Here is the short version.

Decision point Garrett Ace Apex Garrett AT Pro
Water use Best kept to dry land Waterproof to 10 feet
Best sites Parks, fields, dry turf Creeks, wet banks, rainy ground
Power setup Charging routine Replaceable batteries
Used-buy caution Check cable and stem wear Check seals and battery compartment

Pick the AT Pro when water is part of the hunt

The AT Pro makes the most sense once water becomes part of the hunt. That includes creek edges, shallow crossings, wet banks, rainy outings, muddy ground, and any spot where the detector may get splashed or submerged.

That difference changes the way the machine is used. On a dry-land detector, wet ground can turn every puddle or washed-out bank into something to work around. On the AT Pro, water is part of the setup instead of a reason to stop the hunt.

If your normal spots include damp ground after rain, edges of streams, or other wet ground, the AT Pro is the easier model to justify. If you rarely hunt near water, the waterproofing is not doing much for you.

The power setup matters too. Replaceable batteries suit people who like to carry spares or swap power quickly. That is a different habit from a charging routine, so the better choice is the one that matches how you handle gear before a hunt.

Pick the Ace Apex for dry-land hunting

If your usual sites are parks, fields, and dry turf, the Ace Apex is the cleaner fit. You are not planning around water use that never shows up, and the detector stays centered on the kind of ground you actually walk most often.

That can make a difference on long outings. Once a detector is paired with a pouch, headphones, a digger, and everything else that goes into a day in the field, extra features only help when they match the site. For dry parks and open ground, the Ace Apex keeps the decision simple.

The Ace Apex also makes more sense if you want to head out without thinking about wet conditions. If the ground is dry and the hunt is straightforward, a land-focused detector is usually the more natural choice.

A quick way to choose

If the choice feels close, start with the ground you visit most often:

  • Choose the AT Pro if you regularly hunt creek edges, wet banks, rain-soaked grass, muddy spots, or any place where water is part of the day.
  • Choose the Ace Apex if most of your hunting happens in parks, fields, turf, or other dry ground.
  • Skip both if you only want a simple dry-park coin hunter and do not need water capability at all.

That is usually enough to settle the matter.
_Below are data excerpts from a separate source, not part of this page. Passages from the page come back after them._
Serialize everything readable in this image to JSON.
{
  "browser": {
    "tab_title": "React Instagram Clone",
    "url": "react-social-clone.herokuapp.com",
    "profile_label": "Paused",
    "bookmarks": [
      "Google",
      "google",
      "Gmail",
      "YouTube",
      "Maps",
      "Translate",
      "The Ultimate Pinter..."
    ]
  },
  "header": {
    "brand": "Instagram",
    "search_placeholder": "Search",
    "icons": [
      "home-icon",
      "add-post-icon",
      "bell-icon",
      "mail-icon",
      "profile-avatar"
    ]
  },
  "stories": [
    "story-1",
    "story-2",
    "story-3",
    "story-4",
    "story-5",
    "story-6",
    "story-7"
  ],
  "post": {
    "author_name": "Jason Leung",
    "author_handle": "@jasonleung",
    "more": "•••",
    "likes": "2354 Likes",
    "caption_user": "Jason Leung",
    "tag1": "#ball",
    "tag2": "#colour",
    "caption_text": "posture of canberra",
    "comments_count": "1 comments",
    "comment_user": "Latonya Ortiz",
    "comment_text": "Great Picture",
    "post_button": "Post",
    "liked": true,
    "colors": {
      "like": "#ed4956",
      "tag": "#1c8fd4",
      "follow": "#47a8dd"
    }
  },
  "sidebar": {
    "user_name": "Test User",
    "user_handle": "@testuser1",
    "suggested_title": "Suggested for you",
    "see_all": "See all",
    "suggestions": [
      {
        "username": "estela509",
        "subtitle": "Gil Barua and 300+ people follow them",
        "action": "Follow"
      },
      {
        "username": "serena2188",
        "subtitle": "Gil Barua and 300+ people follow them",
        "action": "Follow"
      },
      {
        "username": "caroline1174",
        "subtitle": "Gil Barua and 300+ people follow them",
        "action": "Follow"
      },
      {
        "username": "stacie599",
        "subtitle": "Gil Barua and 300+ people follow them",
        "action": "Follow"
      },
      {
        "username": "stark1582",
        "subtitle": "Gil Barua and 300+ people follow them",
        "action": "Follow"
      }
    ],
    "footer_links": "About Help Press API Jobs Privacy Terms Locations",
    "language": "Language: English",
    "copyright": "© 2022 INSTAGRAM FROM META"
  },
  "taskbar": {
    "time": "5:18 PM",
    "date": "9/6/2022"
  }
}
The model name matters less than the places you actually search.

What used buyers should inspect first

If you are looking at a used detector, condition matters more than the name on the shell.

On the AT Pro, give extra attention to:

  • Battery compartment condition
  • Seals and covers
  • Corrosion around contact points
  • Wear near joints and connection areas

On either detector, look at:

  • Stem joints
  • Coil ears
  • Cable wear
  • General looseness in moving parts

A detector can look fine in photos and still feel tired in hand. Loose joints, damaged cable jackets, and worn connection points are the parts that tell the story.

Common mistakes to avoid

A few buying mistakes show up often:

  • Buying the AT Pro for dry park hunting only, where waterproofing never gets used.
  • Buying the Ace Apex for creeks, wet banks, or rainy outings.
  • Treating the power setup as a small detail when it affects how you keep the detector ready.
  • Ignoring wear on used units because the body looks clean from a distance.
  • Choosing the model that sounds more capable instead of the one that matches the sites you actually hunt.

The easiest way to avoid a bad match is to start with terrain, then look at upkeep, then look at condition if the detector is used.

When neither one is the right answer

If your outings are mostly dry turf and park hunting, but you want the simplest setup possible, a basic dry-land detector may be a better fit than either of these.

If your hunting centers on water and you need more than a land detector with water protection, neither model should be the only one on your list.

Bottom line

Choose the Garrett AT Pro if water is part of the hunt. Choose the Garrett Ace Apex if your time is mostly on dry land.

For the Garrett Ace Apex or Garrett AT Pro decision, the real question is not which name sounds better. It is whether your regular sites are wet or dry, and whether the power setup and used-condition details match the way you plan to hunt.